Como refere no seu trabalho, “a auto-avaliação [deverá] ser encarada como um processo pedagógico e regulador, inerente à gestão e procura de uma melhoria contínua da Biblioteca Escolar.” Não posso estar mais de acordo consigo porquanto as práticas só poderão ser alteradas se, de facto, se buscar uma melhoria efectiva na oferta de serviços e de recursos. A perspectiva de melhoria terá sempre de estar no horizonte dos nossos programas e deverá pautar as nossas tarefas e actividades.
Concordo também quando se refere à transversalidade dos domínios, ao seu cruzamento e aos elementos que, estando referidos num domínio, bem poderiam ser incluídos noutro.

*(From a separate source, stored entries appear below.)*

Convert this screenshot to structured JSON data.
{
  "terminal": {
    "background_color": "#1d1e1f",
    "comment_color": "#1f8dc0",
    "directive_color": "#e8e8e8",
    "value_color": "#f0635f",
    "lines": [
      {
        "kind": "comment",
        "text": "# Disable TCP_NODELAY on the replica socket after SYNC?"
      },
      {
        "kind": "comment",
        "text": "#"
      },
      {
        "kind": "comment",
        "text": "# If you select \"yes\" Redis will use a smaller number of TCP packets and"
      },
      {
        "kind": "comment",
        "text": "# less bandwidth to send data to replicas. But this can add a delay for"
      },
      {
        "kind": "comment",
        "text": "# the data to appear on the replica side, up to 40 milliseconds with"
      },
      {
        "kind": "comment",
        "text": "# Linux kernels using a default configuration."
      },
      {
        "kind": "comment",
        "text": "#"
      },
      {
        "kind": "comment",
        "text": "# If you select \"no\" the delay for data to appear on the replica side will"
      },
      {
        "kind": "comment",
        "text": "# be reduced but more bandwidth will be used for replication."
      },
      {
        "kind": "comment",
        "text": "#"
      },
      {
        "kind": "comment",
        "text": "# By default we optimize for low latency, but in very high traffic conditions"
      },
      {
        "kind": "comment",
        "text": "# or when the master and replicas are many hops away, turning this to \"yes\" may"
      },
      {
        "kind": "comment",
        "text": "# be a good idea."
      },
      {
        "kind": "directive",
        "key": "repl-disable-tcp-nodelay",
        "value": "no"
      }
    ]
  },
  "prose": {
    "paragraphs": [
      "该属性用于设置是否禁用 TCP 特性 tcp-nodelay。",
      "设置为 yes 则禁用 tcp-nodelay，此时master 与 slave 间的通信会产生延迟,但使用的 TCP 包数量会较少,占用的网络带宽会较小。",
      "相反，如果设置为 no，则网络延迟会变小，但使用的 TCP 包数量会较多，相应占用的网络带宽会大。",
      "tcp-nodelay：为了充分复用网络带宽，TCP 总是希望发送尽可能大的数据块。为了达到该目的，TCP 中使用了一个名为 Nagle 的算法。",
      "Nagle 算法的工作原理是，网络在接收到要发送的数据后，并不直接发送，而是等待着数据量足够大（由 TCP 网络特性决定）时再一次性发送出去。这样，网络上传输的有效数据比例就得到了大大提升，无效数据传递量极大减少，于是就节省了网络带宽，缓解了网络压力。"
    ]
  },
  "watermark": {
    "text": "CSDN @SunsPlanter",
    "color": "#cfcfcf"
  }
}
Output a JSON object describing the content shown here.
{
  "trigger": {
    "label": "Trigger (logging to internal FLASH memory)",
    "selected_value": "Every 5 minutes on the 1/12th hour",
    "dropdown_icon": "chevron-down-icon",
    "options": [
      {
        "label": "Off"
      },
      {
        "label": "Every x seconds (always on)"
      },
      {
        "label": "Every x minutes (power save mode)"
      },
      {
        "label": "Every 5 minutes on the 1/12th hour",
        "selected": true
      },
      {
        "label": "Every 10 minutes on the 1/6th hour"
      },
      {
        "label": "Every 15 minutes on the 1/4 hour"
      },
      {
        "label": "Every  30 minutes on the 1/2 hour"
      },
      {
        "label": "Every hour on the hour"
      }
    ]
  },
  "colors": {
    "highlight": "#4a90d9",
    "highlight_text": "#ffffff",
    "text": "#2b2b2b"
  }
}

Como muito bem refere: “As actividades incluídas no Apoio ao Desenvolvimento Curricular – domínio A – inserem-se também na Leitura e Literacias – domínio B –, pois a articulação da Biblioteca Escolar com as estruturas pedagógicas e os docentes e o desenvolvimento da literacia da informação não podem ser vistas de forma separada, desarticulada, uma vez que promover a leitura e as literacias a partir da BE só faz sentido se as actividades estiverem integradas no desenvolvimento do currículo.”


No seu trabalho identifica também um dos aspectos fundamentais subjacentes a este modelo de avaliação: a necessidade de “os instrumentos de recolha de evidências devem ser adaptados à realidade de cada Biblioteca Escolar.” Só assim um modelo tão lato e abrangente poderá fazer sentido e só assim se evitará o “nivelamento” de estruturas que, muitas vezes, parece ser preconizado por instrumentos de recolha de dados que visam ser aplicados globalmente. Através da adaptação do modelo à realidade de cada escola saber-se-á como cada BE funciona, ao mesmo tempo que se recolhem dados que possam ser analisados e comparados com a realidade de outras escolas.
Deixo para final as considerações sobre o papel do Professor Bibliotecário e as competências que diversos documentos elencam, por ser uma questão que, talvez, mais directamente nos afecta, nos diz respeito e nos toca. A Manuela coloca a questão de forma inequívoca e pragmática:

O professor bibliotecário, segundo as competências que deve evidenciar, é um ser que não existe, pois ninguém é perfeito e o Modelo aponta para um ser perfeito, um super-herói que possui todas as qualidades e nenhum defeito. Na realidade não é isso que acontece. O professor bibliotecário esforça-se por colocar em prática as competências exigidas, mas numas é melhor do que noutras, tenta encontrar um equilíbrio que faça com que tudo corra bem no desenvolvimento do processo.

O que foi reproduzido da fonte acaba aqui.